RIQ COULDN’T believe what he’d just seen. It happened so quickly he thought that he had to have imagined it, that he was seeing things in the moment before they were sucked into the wormhole.
He didn’t love the feeling of his body being pulled and stretched and compressed by a billion forces all at once, but at least he’d grown somewhat used to it. Not to mention the sounds and the lights and the wind that wasn’t really a wind. But he couldn’t help but feel sorry for Aristotle — who wasn’t exactly young and spry — as they traveled through the space-time continuum.
Like always, Riq had a hard time comprehending just how long it took for them to make the leap. Only moving three days, you’d think it would be a quicker warp than usual. But it didn’t always seem to work that way. Regardless, there was the mind-numbing intensity of it all, the world exploding and contracting and streaking all around him, and then it was over.
He tumbled onto a bed of short-cut grass, then slammed into a big green hedge with prickly leaves.
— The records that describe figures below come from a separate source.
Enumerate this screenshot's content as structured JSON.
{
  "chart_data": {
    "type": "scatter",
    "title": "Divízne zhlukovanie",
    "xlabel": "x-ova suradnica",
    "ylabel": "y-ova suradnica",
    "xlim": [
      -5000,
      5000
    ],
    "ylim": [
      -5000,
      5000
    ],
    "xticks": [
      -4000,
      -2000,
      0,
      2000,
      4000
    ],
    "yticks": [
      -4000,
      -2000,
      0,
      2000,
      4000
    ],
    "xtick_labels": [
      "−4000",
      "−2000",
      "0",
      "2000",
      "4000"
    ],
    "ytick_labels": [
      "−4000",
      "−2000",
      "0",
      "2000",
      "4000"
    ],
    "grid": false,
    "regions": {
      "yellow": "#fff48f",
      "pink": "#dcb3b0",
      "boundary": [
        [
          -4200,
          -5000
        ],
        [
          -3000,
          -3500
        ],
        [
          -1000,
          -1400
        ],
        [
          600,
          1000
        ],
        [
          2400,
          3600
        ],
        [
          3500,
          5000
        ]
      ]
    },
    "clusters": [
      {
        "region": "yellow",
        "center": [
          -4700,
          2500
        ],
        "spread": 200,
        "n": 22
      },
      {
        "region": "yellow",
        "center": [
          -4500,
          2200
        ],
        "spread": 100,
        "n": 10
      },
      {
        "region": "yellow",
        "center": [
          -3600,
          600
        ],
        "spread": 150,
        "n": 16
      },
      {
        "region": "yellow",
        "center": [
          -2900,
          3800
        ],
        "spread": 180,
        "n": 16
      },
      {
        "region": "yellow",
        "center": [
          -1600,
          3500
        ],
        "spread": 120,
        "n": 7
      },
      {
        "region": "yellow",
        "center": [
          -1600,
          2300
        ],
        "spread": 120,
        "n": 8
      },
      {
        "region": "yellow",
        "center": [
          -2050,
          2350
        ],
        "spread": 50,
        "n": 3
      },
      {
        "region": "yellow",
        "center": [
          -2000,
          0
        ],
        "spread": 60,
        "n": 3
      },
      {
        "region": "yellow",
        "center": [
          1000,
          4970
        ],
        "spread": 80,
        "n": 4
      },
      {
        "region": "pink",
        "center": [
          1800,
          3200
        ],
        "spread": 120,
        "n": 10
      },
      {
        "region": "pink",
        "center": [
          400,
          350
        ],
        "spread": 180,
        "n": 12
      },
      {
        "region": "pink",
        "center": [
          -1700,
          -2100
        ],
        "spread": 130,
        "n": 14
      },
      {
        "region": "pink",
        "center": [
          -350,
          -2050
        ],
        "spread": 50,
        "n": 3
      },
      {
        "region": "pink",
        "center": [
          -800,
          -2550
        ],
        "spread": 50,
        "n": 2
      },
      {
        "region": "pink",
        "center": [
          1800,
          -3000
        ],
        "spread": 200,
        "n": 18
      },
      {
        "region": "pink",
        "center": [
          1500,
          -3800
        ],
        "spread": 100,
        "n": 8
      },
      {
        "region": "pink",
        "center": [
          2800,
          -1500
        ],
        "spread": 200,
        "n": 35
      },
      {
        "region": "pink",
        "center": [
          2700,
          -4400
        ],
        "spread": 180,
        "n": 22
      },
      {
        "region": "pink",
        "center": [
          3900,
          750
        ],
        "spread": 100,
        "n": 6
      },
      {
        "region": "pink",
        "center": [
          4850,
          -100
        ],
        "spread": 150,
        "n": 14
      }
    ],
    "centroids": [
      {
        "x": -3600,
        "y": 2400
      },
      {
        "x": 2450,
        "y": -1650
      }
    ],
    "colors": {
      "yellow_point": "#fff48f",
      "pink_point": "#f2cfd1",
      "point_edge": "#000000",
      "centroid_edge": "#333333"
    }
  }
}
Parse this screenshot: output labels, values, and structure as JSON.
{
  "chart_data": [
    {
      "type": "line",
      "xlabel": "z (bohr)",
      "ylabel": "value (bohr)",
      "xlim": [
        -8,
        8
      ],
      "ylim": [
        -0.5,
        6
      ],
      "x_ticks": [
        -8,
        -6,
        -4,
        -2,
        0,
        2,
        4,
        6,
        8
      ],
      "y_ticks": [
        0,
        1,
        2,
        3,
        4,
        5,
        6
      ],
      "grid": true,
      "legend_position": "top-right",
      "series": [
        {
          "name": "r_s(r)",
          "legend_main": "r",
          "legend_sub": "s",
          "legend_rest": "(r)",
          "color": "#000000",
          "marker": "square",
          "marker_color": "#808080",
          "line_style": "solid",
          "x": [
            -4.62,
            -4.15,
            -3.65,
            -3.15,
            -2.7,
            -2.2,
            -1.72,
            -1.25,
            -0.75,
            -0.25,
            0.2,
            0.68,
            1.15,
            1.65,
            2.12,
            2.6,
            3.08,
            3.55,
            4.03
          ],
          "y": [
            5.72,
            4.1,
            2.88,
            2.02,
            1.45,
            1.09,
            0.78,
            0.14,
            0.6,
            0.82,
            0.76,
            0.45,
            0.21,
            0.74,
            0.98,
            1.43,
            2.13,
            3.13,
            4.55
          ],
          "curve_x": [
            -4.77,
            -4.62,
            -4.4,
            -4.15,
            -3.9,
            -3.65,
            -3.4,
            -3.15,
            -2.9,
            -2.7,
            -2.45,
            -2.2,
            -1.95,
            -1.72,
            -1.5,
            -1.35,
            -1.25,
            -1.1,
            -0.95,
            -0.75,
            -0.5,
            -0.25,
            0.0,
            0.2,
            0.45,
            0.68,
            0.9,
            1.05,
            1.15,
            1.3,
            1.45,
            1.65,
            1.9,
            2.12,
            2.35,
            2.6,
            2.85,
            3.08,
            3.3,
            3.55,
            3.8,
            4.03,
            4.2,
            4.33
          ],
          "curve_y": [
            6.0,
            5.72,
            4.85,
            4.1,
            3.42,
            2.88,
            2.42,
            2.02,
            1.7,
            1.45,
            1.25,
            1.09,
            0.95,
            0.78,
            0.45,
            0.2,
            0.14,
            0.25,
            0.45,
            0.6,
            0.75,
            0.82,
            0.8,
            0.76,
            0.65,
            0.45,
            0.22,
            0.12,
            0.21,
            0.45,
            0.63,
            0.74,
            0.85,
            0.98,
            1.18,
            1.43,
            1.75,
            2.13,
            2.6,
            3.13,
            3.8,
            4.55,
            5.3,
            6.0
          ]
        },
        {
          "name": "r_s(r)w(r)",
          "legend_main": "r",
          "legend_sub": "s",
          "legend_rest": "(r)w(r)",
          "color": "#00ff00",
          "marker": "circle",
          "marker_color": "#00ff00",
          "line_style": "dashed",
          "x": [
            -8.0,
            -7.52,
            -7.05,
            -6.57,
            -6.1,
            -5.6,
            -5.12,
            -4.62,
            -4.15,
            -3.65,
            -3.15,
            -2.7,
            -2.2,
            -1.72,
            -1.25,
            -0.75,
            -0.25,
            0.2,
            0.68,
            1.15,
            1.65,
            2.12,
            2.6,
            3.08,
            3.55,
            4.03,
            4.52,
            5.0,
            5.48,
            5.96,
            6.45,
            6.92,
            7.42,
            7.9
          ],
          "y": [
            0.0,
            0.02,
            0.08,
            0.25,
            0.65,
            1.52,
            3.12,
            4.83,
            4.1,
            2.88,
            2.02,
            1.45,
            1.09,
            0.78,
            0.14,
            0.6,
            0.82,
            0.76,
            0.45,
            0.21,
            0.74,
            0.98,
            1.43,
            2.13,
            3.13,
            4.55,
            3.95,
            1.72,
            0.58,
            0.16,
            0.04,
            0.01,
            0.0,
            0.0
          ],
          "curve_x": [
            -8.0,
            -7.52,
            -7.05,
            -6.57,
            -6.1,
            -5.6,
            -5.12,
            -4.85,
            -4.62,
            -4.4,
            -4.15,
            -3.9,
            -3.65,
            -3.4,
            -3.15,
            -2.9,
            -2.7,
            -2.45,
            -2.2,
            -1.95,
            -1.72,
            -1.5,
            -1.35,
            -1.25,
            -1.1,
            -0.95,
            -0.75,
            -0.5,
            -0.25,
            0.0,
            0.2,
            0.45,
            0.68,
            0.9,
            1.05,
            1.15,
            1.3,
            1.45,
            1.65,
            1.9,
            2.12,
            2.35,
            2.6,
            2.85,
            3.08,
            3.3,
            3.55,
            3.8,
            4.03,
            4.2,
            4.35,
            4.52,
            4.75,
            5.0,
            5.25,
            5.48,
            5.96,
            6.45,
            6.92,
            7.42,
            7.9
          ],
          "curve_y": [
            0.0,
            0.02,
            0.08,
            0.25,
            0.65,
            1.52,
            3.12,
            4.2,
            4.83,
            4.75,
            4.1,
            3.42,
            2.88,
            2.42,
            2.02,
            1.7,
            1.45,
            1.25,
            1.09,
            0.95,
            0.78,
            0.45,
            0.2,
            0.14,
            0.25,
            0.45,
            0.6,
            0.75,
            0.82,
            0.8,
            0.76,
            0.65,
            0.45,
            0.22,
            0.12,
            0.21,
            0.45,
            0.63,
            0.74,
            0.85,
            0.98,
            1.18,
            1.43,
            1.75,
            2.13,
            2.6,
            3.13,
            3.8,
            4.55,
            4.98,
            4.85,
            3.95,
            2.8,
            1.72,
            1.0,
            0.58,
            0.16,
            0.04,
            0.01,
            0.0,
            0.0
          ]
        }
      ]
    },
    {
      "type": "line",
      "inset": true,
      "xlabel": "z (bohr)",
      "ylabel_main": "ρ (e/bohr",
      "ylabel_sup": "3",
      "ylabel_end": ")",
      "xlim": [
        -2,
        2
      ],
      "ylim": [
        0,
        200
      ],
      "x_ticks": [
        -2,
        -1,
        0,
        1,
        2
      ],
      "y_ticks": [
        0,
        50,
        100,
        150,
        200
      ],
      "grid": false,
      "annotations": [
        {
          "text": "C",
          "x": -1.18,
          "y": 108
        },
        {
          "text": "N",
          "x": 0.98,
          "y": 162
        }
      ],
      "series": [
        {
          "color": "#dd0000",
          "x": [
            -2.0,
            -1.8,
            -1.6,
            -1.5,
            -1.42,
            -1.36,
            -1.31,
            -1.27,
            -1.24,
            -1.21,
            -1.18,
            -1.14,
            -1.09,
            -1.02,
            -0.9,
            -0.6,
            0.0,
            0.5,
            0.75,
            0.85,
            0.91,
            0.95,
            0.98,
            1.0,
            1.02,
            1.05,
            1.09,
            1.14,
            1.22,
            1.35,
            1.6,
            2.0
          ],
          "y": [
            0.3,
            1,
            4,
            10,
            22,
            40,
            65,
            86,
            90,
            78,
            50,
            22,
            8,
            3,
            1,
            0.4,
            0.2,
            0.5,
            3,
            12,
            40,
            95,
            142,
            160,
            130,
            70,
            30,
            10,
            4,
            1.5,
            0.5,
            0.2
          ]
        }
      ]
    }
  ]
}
The whole thing shook above him as if it were laughing. Dak’s foot smacked him in the face, and he heard Sera asking Aristotle if he was okay. The man coughed, then groaned, then laughed. He actually laughed.
Riq got to his feet and brushed himself off, relieved to see the great philosopher doing the same thing, all in one piece and with no obvious injuries. The man looked as excited as a kid at a birthday party, practically floating.